If his views on performance are frank, his opinions on safety in the peloton are just as direct. “So my take is that, the bikes have been faster than ever. The stress in a bunch it has been also pretty high. My opinion is that it is mainly from the riders’ attitude,” he said. 

“I think there is a lack of respect in the bunch. People do not really care if they crash, they do not really think much about safety. This is what I feel.”

From there he pushed his point further. “In my opinion, the crashes are more from the riders’ attitude and not so much from the organisations,” Almeida continued. 

“I think the faster bikes does not really mean much. I am a guy that like cars. I often go to the tracks sometimes. I ride 300 kilometres per hour sometimes. And I do not crash. I have brakes, I can brake whenever I want, you know. So if you go 70 on a road bike, you just try to brake a bit earlier, you know. And then it comes the common sense.”

He went as far as saying riders ought to do a kind of skills course: “I think it is more important nowadays maybe some riders need to do like a course, to do some cornering, some descents, so they know what they are doing. Because if you go faster, you need to have more skills as well,” he said. 

“If you have some common sense and you respect everybody, and you know, I do not want to crash anybody, I do not want to crash myself, so maybe I brake a bit early just to be safe. And then I can push after on the climb or something. But that is clearly not the mindset at the moment, but that is what I feel."

It is that same mix of honesty and heat that produced the incident with Tom Pidcock at the Vuelta, an episode that quickly did the rounds on social media. On stage 9's summit finish to Valdezcaray, cameras caught Almeida turning towards the Brit and clearly shouting something in frustration. 
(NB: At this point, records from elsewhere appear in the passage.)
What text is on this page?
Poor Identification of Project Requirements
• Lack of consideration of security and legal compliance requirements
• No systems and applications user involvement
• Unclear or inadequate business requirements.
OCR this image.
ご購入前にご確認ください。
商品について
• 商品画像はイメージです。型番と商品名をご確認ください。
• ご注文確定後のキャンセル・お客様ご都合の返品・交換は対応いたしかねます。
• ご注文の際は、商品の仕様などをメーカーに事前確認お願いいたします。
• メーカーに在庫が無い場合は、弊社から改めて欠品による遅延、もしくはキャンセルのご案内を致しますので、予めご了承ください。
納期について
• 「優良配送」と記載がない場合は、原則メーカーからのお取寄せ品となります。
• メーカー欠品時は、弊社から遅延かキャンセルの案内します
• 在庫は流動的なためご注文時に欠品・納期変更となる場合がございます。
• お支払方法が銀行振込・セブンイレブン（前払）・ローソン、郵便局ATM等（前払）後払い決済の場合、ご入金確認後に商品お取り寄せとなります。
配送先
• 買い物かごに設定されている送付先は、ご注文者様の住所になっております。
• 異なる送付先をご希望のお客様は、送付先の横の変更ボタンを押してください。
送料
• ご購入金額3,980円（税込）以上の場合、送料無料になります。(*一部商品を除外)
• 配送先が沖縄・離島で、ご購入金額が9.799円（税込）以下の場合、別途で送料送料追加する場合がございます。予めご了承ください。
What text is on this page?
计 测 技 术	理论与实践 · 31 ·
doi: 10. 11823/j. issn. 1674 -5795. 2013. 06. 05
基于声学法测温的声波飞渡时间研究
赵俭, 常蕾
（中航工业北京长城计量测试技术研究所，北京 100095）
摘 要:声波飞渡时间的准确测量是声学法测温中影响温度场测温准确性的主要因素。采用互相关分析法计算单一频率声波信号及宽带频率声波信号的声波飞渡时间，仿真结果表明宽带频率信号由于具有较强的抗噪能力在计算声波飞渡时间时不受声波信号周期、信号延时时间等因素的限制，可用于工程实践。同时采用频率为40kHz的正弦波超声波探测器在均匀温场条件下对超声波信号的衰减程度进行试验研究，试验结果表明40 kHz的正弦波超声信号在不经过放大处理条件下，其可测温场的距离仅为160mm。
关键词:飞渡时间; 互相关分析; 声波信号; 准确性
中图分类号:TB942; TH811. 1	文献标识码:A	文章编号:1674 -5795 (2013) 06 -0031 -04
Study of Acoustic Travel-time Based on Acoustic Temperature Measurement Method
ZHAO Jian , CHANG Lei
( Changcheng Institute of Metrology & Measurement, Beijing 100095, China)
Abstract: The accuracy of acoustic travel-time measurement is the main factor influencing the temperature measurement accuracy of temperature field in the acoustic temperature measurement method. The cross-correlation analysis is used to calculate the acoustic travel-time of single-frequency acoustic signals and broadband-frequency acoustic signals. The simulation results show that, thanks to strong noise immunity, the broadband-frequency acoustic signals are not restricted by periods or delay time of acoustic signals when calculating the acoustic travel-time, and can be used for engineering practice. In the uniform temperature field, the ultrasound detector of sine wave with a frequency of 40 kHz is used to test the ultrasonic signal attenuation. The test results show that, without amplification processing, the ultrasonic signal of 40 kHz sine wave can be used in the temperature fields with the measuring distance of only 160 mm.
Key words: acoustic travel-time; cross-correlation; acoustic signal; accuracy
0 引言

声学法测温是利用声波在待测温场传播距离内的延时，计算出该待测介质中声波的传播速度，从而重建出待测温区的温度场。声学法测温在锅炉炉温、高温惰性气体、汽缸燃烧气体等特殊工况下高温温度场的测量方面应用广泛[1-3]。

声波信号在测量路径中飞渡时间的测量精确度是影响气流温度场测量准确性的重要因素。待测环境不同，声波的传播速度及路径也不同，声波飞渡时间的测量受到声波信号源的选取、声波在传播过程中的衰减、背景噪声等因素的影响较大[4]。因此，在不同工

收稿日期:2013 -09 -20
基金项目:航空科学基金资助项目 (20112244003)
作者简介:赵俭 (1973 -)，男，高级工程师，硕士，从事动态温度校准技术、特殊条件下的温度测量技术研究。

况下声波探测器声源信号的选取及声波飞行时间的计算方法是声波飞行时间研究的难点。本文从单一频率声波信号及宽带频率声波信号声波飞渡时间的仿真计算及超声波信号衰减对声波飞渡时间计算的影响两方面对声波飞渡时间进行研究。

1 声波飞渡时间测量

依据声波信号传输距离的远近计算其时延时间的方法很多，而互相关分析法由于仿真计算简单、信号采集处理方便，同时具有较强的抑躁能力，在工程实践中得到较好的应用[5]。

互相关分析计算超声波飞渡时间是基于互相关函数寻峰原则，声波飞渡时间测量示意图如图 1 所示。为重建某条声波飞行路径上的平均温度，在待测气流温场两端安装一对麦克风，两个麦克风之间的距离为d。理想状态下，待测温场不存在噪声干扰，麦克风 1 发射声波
For those watching from the sofa it looked like the start of a feud. In his own telling, it was a hot headed moment that cooled down quickly.
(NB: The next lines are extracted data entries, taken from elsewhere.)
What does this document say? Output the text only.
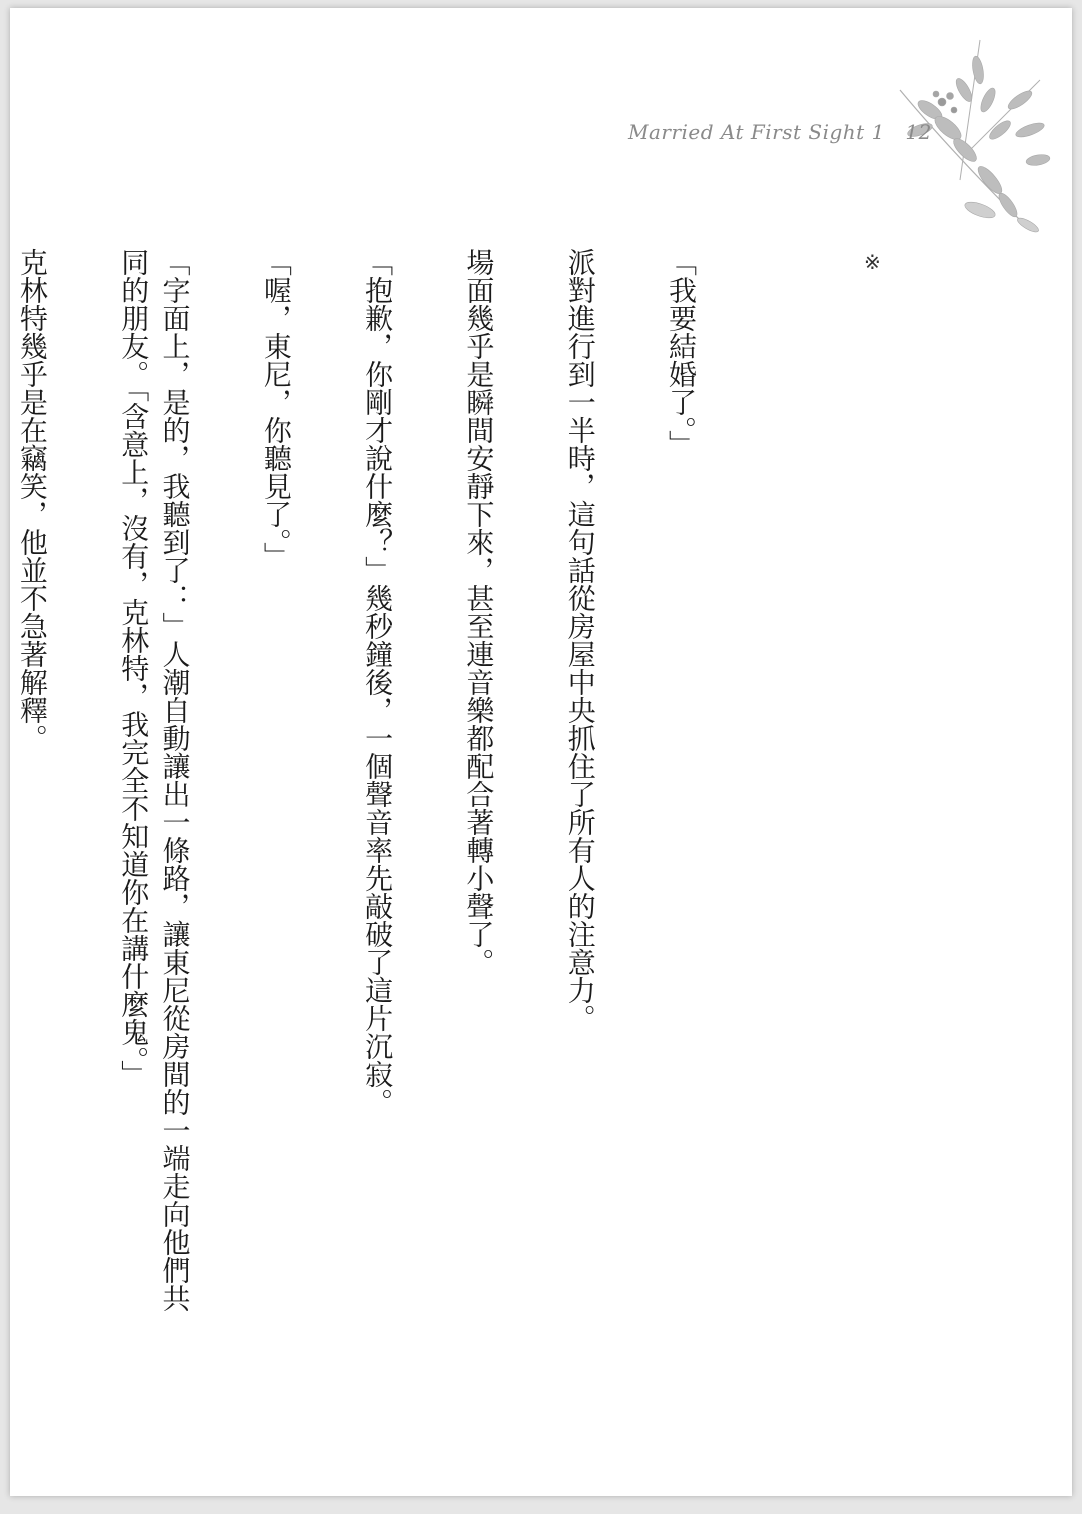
Married At First Sight 1 12
※

「我要結婚了。」

派對進行到一半時，這句話從房屋中央抓住了所有人的注意力。

場面幾乎是瞬間安靜下來，甚至連音樂都配合著轉小聲了。

「抱歉，你剛才說什麼？」幾秒鐘後，一個聲音率先敲破了這片沉寂。

「喔，東尼，你聽見了。」

「字面上，是的，我聽到了：」人潮自動讓出一條路，讓東尼從房間的一端走向他們共

同的朋友。「含意上，沒有，克林特，我完全不知道你在講什麼鬼。」

克林特幾乎是在竊笑，他並不急著解釋。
In the podcast he laughed as he revisited the moment. “Yeah. I do not think it was, it was not exactly ‘grow some balls’, but it was, it was like something really close,” he said. 
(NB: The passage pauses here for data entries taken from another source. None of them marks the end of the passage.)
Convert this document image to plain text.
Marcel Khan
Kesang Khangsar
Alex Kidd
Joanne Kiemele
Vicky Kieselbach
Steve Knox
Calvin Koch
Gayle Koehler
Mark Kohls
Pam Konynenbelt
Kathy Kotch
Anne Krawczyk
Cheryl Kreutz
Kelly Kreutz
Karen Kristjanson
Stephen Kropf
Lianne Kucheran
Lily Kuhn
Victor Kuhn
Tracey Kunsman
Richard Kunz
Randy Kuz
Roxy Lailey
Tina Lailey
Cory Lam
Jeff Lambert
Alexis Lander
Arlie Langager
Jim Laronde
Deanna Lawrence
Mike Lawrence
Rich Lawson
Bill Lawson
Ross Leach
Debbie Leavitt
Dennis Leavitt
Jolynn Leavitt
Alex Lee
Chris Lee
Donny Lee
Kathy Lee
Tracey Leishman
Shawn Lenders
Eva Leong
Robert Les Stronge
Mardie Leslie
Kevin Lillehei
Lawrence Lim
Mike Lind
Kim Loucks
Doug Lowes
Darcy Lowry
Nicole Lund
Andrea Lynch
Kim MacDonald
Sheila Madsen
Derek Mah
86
“I knew he was on the limit and I could feel it, but I am like, ‘I wanted to give maybe some that extra push.’ But he had nothing left actually. I could feel it. But no, you can always try to, you know.”

The tension did not last long once the stage was over. “It was a good moment,” Almeida said. “I told him sorry afterwards. He said it was fine. I also do not think was big of a deal, but I think it was not, like, the correct way to say things. But it was nice. I think it actually put us a bit more together as well. It was maybe the start of a small relationship. So yeah, it was a good moment.”

Almeida is equally unromantic when he talks about how to beat, or at least challenge, a rider like Tadej Pogačar. He repeatedly framed the difference on the hardest days in very simple terms: either you are stronger or you are not. 

On medium mountain stages and on more chaotic days, he believes numbers and race craft still matter, but on the big climbs against the very best, pure strength will usually decide the outcome.

That matter of fact realism also shapes his view on his role inside UAE Team Emirates-XRG. Some riders insist on being the sole leader, even if that means moving to a weaker team. 

He has chosen another path and recently signed on long term “It is super nice,” he said about riding for Pogačar. “You feel part of something special. It is like a family. And personally, I like it. I think for me it is good to be part of it.”

He is clear about why he wants to stay exactly where he is. “I do not think I can beat Tadej at the moment,” Almeida admitted. “So I think I prefer maybe to do fourth or third and being part of his win, of history, than maybe try to do my result in other team and it is not really gonna change that much, right? That is the way I see things.”